After a period of rest and recuperation, Ludwik joined the Polish Air Force in Iraq and came under British Command, whilst Julian stayed with Anders Army. He enlisted in the 3rd Carpathian Rifle Division, travelled to Palestine, saw action in Tobruk, Monte Cassino and the Italian campaign.

Ludwik was the youngest of three brothers, the eldest being Julian. The middle brother Jozef, who was not arrested and deported, was murdered with his wife, Xenia, (who was Ukrainian) and daughter Marysia, by Ukrainian Nationalists sometime after the February deportation. They were brutally tortured and mutilated before they died. Their bodies were buried between two flowering cherry trees on their land by Xenia’s family.  No one has touched or built on this land since.
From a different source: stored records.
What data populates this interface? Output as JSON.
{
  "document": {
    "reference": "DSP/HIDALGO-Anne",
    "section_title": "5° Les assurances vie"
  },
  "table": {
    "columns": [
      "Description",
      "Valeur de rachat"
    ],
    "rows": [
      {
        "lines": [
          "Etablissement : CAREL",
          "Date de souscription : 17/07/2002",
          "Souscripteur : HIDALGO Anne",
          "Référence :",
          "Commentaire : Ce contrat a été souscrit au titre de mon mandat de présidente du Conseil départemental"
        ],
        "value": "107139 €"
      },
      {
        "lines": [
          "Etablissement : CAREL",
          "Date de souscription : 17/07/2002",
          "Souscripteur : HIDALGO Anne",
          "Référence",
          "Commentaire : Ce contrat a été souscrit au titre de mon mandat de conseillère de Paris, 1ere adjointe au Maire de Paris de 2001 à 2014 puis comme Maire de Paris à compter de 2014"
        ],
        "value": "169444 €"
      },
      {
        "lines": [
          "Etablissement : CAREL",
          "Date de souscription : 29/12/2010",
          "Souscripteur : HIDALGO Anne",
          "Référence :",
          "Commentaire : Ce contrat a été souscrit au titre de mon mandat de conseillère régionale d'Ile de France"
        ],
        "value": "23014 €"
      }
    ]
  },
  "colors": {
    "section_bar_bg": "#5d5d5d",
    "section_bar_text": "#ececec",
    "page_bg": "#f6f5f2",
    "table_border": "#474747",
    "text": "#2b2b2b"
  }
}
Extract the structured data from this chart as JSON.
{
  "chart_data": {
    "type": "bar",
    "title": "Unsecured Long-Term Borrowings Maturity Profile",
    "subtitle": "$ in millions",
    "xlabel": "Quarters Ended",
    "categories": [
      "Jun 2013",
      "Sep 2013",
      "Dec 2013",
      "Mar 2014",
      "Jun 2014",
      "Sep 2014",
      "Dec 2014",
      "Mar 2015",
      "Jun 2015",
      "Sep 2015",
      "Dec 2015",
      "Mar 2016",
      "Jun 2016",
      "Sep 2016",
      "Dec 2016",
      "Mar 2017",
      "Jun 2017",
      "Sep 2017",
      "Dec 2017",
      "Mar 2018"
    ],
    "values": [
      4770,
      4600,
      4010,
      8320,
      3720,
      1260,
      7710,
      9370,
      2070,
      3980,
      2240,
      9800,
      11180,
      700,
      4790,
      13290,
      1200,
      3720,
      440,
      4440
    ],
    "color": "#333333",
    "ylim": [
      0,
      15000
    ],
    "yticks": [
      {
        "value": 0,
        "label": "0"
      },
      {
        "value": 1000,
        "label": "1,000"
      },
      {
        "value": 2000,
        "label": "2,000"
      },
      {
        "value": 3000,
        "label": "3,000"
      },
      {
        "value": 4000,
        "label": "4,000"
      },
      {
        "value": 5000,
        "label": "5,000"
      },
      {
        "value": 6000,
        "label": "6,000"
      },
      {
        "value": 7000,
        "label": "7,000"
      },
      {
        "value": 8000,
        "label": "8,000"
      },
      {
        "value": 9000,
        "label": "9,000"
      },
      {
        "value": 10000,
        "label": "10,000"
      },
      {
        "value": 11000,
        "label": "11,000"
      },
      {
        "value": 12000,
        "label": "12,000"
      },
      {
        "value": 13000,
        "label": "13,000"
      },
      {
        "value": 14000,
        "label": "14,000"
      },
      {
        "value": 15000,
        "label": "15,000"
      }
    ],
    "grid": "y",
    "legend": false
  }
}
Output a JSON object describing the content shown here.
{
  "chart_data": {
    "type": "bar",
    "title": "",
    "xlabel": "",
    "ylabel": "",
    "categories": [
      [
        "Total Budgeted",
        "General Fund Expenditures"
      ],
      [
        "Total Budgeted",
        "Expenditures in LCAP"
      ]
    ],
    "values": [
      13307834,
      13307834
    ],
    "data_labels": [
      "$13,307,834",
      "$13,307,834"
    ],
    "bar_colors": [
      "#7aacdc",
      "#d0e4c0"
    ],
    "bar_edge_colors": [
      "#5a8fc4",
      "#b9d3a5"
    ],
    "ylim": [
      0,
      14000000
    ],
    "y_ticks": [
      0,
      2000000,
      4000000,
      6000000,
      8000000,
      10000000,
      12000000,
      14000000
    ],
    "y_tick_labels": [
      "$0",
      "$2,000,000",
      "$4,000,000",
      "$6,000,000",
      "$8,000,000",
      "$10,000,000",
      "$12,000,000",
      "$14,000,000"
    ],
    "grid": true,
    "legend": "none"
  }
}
My great-great grandfather Jakub had passed away in 1923, and is buried in Oryzkowice cemetery.


Great grandfather Ludwik was born on 3 February 1912 in the town of Hrusiatycze, not too far from Lwow. They later moved to the village of Oryzkowice where he and his mother were arrested on that dreadful night.

Ludwik arrived in Glasgow, Scotland on 30 May 1942 via Bombay, India and Capetown, South Africa. He was enlisted in the 306 Polish fighter squadron as a flight mechanic.

Julian Wojturski

25 December 1908 - 1 August 1991

Deposition of Julian Wojturski written in Polish

Ludwik's deposition written in Polish. Page one above and page two on the right.

Ludwik Wojturski 1912-1992

Ludwik Wojturski atop a Spitfire (c. 1943)

After the war Ludwik transferred to the Polish Resettlement Corps and was stationed at East Wretham, Norfolk. Julian arrived in England after the end of WWII and was stationed at Great Levermere, near Bury St Edmunds, Suffolk. However he returned to Poland at the request of his brother-in-law, who convinced him that conditions in Poland had greatly improved.